Toyota alone says a total 12.66 million units are now affected, but Honda Motor Co, Japan’s No. 3 automaker, has been the hardest hit, with more than 19 million vehicles recalled globally.

Tokyo-based Takata last month agreed to double a US recall to a record total of more than 30 million vehicles made by some of the world’s biggest automakers.

The defect — thought to be linked to a chemical propellant that helps inflate the airbags — can cause them to deploy with explosive force, sending metal shrapnel hurtling toward drivers and passengers.

Hours before the additional recalls were reported, Takata held a shareholders’ meeting in Tokyo, where executives bowed in apology for the plunging stock price and lack of dividend for investors, shareholders said.
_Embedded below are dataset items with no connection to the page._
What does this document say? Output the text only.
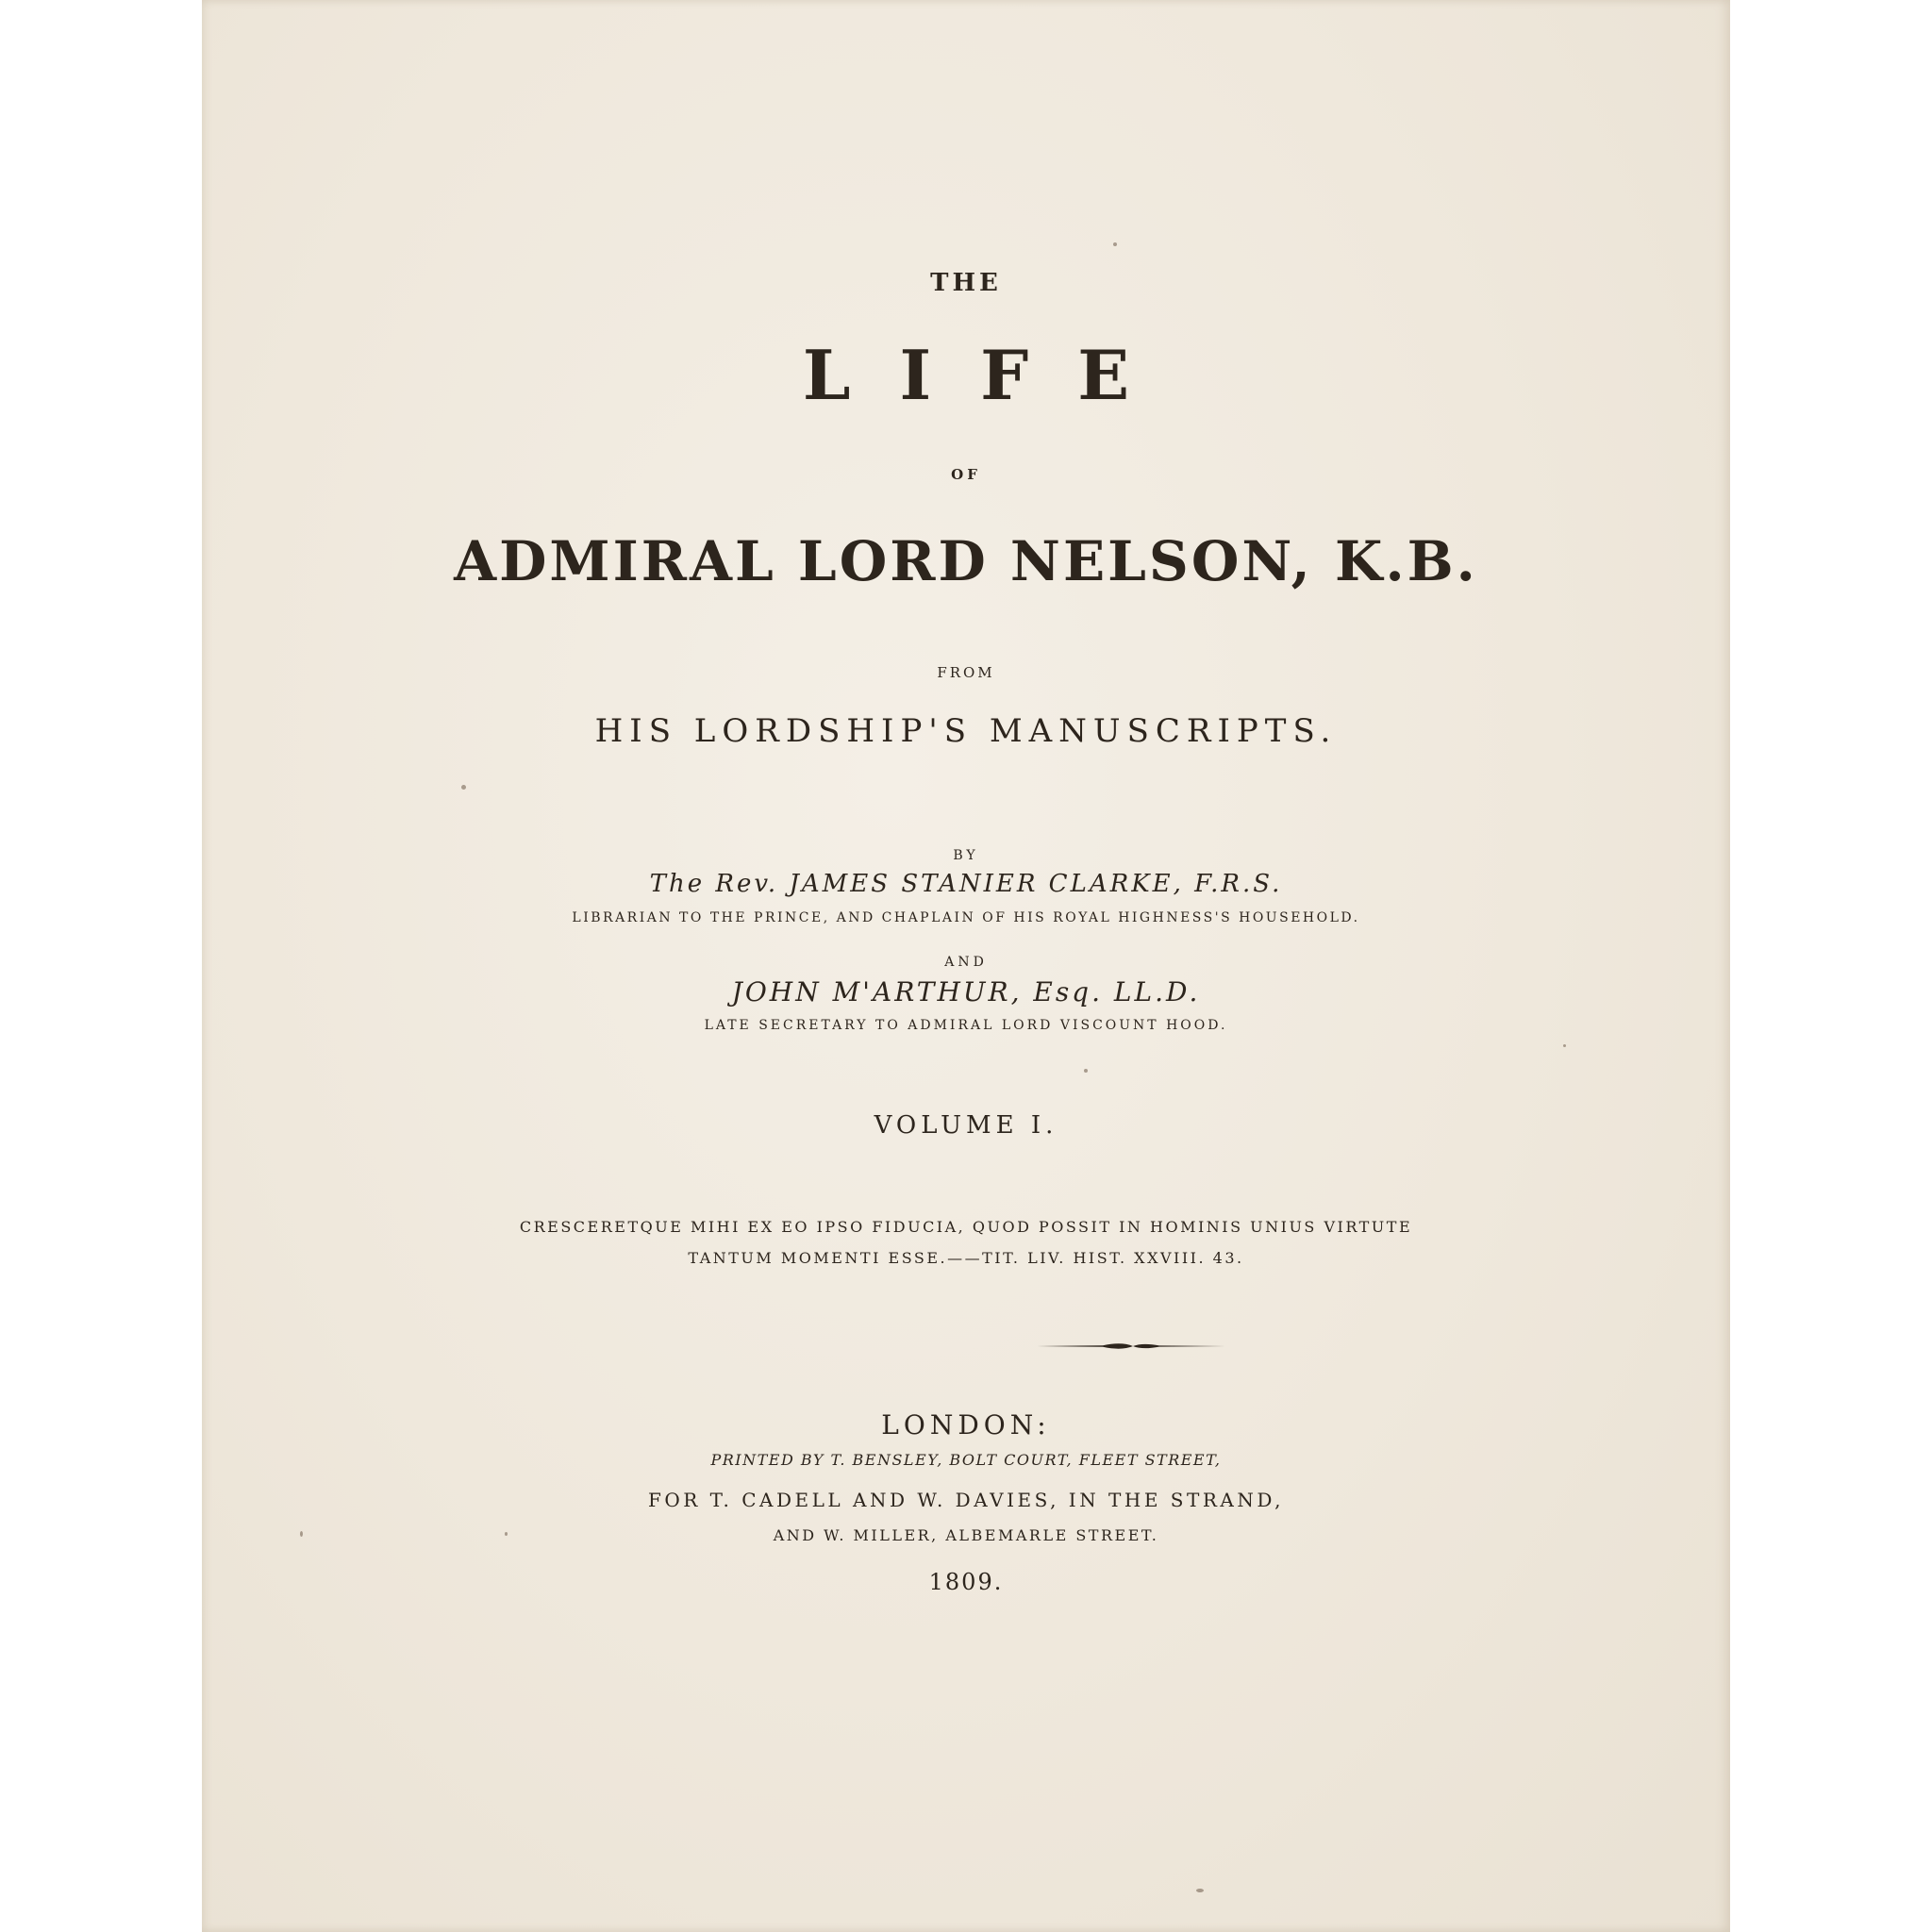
THE

LIFE

OF

ADMIRAL LORD NELSON, K.B.

FROM

HIS LORDSHIP'S MANUSCRIPTS.

BY

The Rev. JAMES STANIER CLARKE, F.R.S.

LIBRARIAN TO THE PRINCE, AND CHAPLAIN OF HIS ROYAL HIGHNESS'S HOUSEHOLD.

AND

JOHN M'ARTHUR, Esq. LL.D.

LATE SECRETARY TO ADMIRAL LORD VISCOUNT HOOD.

VOLUME I.

CRESCERETQUE MIHI EX EO IPSO FIDUCIA, QUOD POSSIT IN HOMINIS UNIUS VIRTUTE

TANTUM MOMENTI ESSE.——TIT. LIV. HIST. XXVIII. 43.

LONDON:

PRINTED BY T. BENSLEY, BOLT COURT, FLEET STREET,

FOR T. CADELL AND W. DAVIES, IN THE STRAND,

AND W. MILLER, ALBEMARLE STREET.

1809.
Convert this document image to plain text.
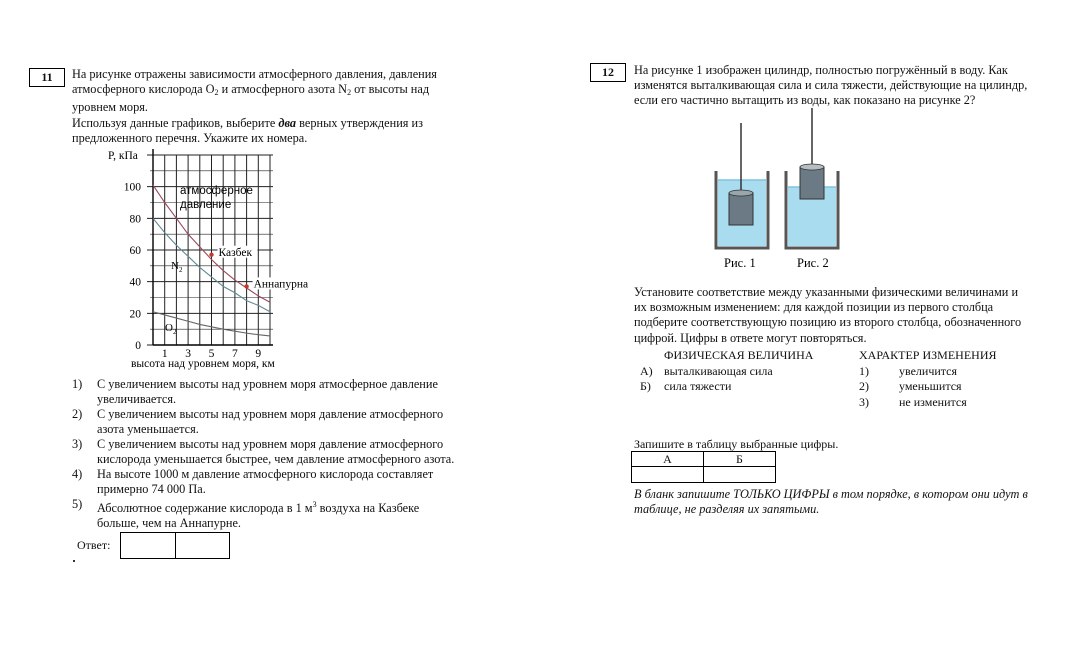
11	На рисунке отражены зависимости атмосферного давления, давления
атмосферного кислорода $O_2$ и атмосферного азота $N_2$ от высоты над
уровнем моря.
Используя данные графиков, выберите два верных утверждения из
предложенного перечня. Укажите их номера.
0
20
40
60
80
100
1 3 5 7 9
P, кПа
атмосферное
давление
$N_2$
$O_2$
Казбек
Аннапурна
высота над уровнем моря, км
1) С увеличением высоты над уровнем моря атмосферное давление
увеличивается.
2) С увеличением высоты над уровнем моря давление атмосферного
азота уменьшается.
3) С увеличением высоты над уровнем моря давление атмосферного
кислорода уменьшается быстрее, чем давление атмосферного азота.
4) На высоте 1000 м давление атмосферного кислорода составляет
примерно 74 000 Па.
5) Абсолютное содержание кислорода в 1 $м^3$ воздуха на Казбеке
больше, чем на Аннапурне.
Ответ:

12	На рисунке 1 изображен цилиндр, полностью погружённый в воду. Как
изменятся выталкивающая сила и сила тяжести, действующие на цилиндр,
если его частично вытащить из воды, как показано на рисунке 2?
Рис. 1	Рис. 2
Установите соответствие между указанными физическими величинами и
их возможным изменением: для каждой позиции из первого столбца
подберите соответствующую позицию из второго столбца, обозначенного
цифрой. Цифры в ответе могут повторяться.
ФИЗИЧЕСКАЯ ВЕЛИЧИНА	ХАРАКТЕР ИЗМЕНЕНИЯ
А) выталкивающая сила
Б) сила тяжести
1)	увеличится
2)	уменьшится
3)	не изменится
Запишите в таблицу выбранные цифры.
А	Б

В бланк запишите ТОЛЬКО ЦИФРЫ в том порядке, в котором они идут в
таблице, не разделяя их запятыми.
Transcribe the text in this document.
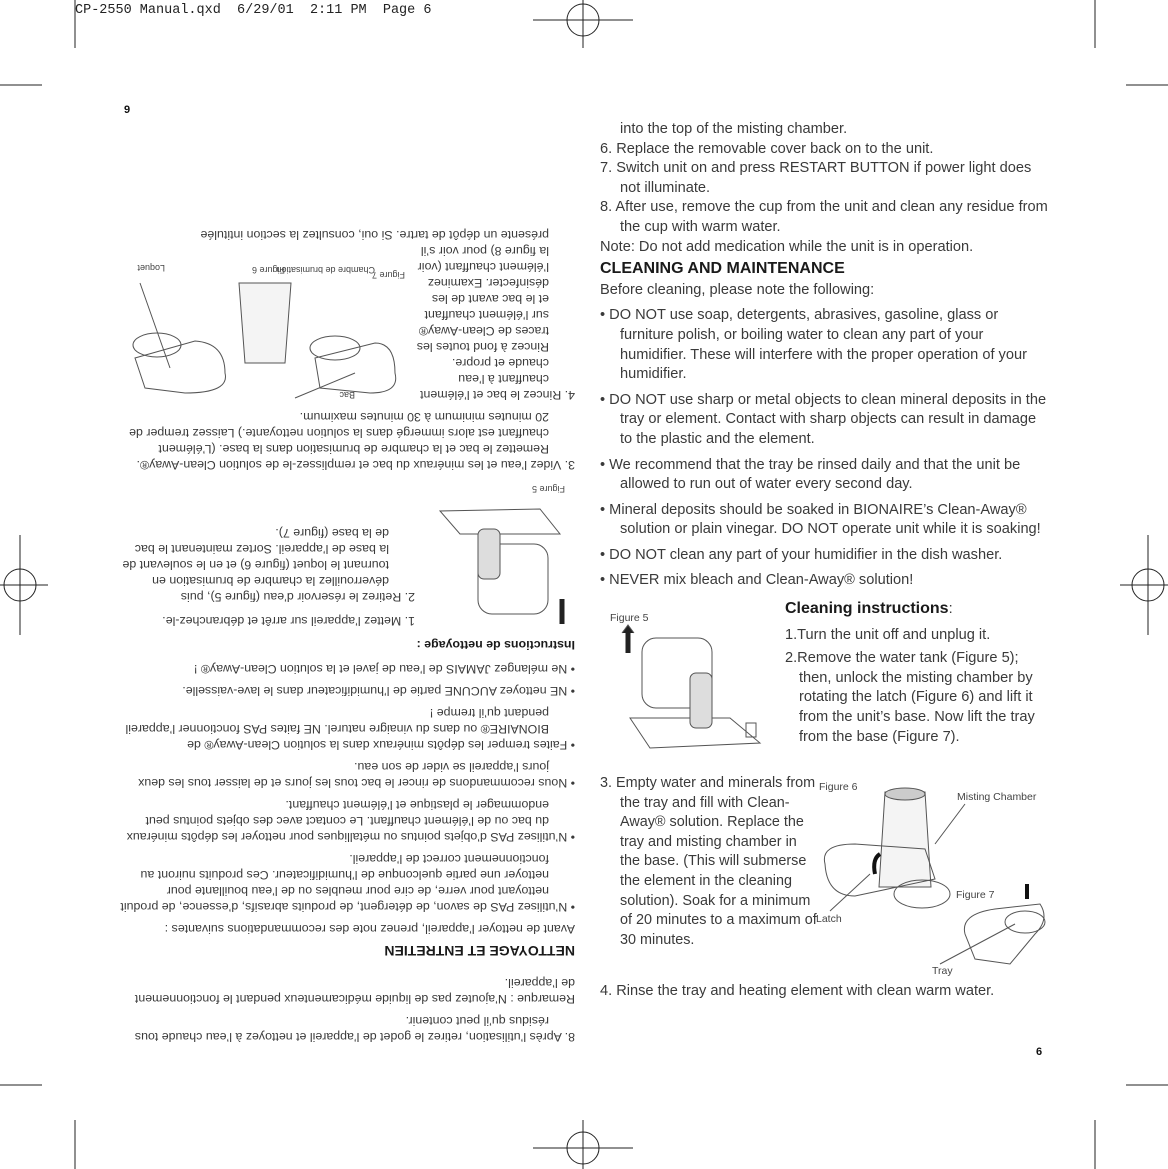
CP-2550 Manual.qxd  6/29/01  2:11 PM  Page 6
9
6

into the top of the misting chamber.

6. Replace the removable cover back on to the unit.

7. Switch unit on and press RESTART BUTTON if power light does not illuminate.

8. After use, remove the cup from the unit and clean any residue from the cup with warm water.

Note: Do not add medication while the unit is in operation.

CLEANING AND MAINTENANCE

Before cleaning, please note the following:

• DO NOT use soap, detergents, abrasives, gasoline, glass or furniture polish, or boiling water to clean any part of your humidifier. These will interfere with the proper operation of your humidifier.

• DO NOT use sharp or metal objects to clean mineral deposits in the tray or element. Contact with sharp objects can result in damage to the plastic and the element.

• We recommend that the tray be rinsed daily and that the unit be allowed to run out of water every second day.

• Mineral deposits should be soaked in BIONAIRE’s Clean-Away® solution or plain vinegar. DO NOT operate unit while it is soaking!

• DO NOT clean any part of your humidifier in the dish washer.

• NEVER mix bleach and Clean-Away® solution!

Figure 5

Cleaning instructions:

1.Turn the unit off and unplug it.

2.Remove the water tank (Figure 5); then, unlock the misting chamber by rotating the latch (Figure 6) and lift it from the unit’s base. Now lift the tray from the base (Figure 7).

3. Empty water and minerals from the tray and fill with Clean-Away® solution. Replace the tray and misting chamber in the base. (This will submerse the element in the cleaning solution). Soak for a minimum of 20 minutes to a maximum of 30 minutes.

Figure 6
Misting Chamber
Latch
Figure 7
Tray

4. Rinse the tray and heating element with clean warm water.

8. Après l’utilisation, retirez le godet de l’appareil et nettoyez à l’eau chaude tous résidus qu’il peut contenir.

Remarque : N’ajoutez pas de liquide médicamenteux pendant le fonctionnement de l’appareil.

NETTOYAGE ET ENTRETIEN

Avant de nettoyer l’appareil, prenez note des recommandations suivantes :

• N’utilisez PAS de savon, de détergent, de produits abrasifs, d’essence, de produit nettoyant pour verre, de cire pour meubles ou de l’eau bouillante pour nettoyer une partie quelconque de l’humidificateur. Ces produits nuiront au fonctionnement correct de l’appareil.

• N’utilisez PAS d’objets pointus ou métalliques pour nettoyer les dépôts minéraux du bac ou de l’élément chauffant. Le contact avec des objets pointus peut endommager le plastique et l’élément chauffant.

• Nous recommandons de rincer le bac tous les jours et de laisser tous les deux jours l’appareil se vider de son eau.

• Faites tremper les dépôts minéraux dans la solution Clean-Away® de BIONAIRE® ou dans du vinaigre naturel. NE faites PAS fonctionner l’appareil pendant qu’il trempe !

• NE nettoyez AUCUNE partie de l’humidificateur dans le lave-vaisselle.

• Ne mélangez JAMAIS de l’eau de javel et la solution Clean-Away® !

Instructions de nettoyage :

Figure 5

1. Mettez l’appareil sur arrêt et débranchez-le.

2. Retirez le réservoir d’eau (figure 5), puis déverrouillez la chambre de brumisation en tournant le loquet (figure 6) et en le soulevant de la base de l’appareil. Sortez maintenant le bac de la base (figure 7).

3. Videz l’eau et les minéraux du bac et remplissez-le de solution Clean-Away®. Remettez le bac et la chambre de brumisation dans la base. (L’élément chauffant est alors immergé dans la solution nettoyante.) Laissez tremper de 20 minutes minimum à 30 minutes maximum.

Figure 7
Figure 6
Bac
Chambre de brumisation
Loquet

4. Rincez le bac et l’élément chauffant à l’eau chaude et propre. Rincez à fond toutes les traces de Clean-Away® sur l’élément chauffant et le bac avant de les désinfecter. Examinez l’élément chauffant (voir la figure 8) pour voir s’il présente un dépôt de tartre. Si oui, consultez la section intitulée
The company originally planned to air the meeting live on the Internet, but abruptly canceled it.

“It wasn’t satisfactory at all. I would give it 50 points out 100,” said shareholder Hiromi Tamura, 60, as he emerged from the closed-door meeting. “There is no clear prospect [for resolution]. I don’t think they are confident in themselves either.”

Another shareholder, 71-year-old Shizuo Sakaguchi, said: “The responses by the company are unacceptable. Many shareholders were asking what specific measures the firm is going to take.”

A senior Takata executive told US lawmakers this month that the company — one of the world’s biggest airbag makers — was still searching for the main cause of deadly explosions.

Takata chairman and chief executive Shigehisa Takada’s appearance at a press conference yesterday afternoon was his first public appearance since the airbag crisis hit.

On Monday, Honda confirmed a new death linked to an exploding airbag crisis, bringing the global total to eight fatalities.

The company said a woman in Los Angeles died in September last year after the faulty inflator in a 2001 Honda Civic ruptured, firing metal shrapnel at her.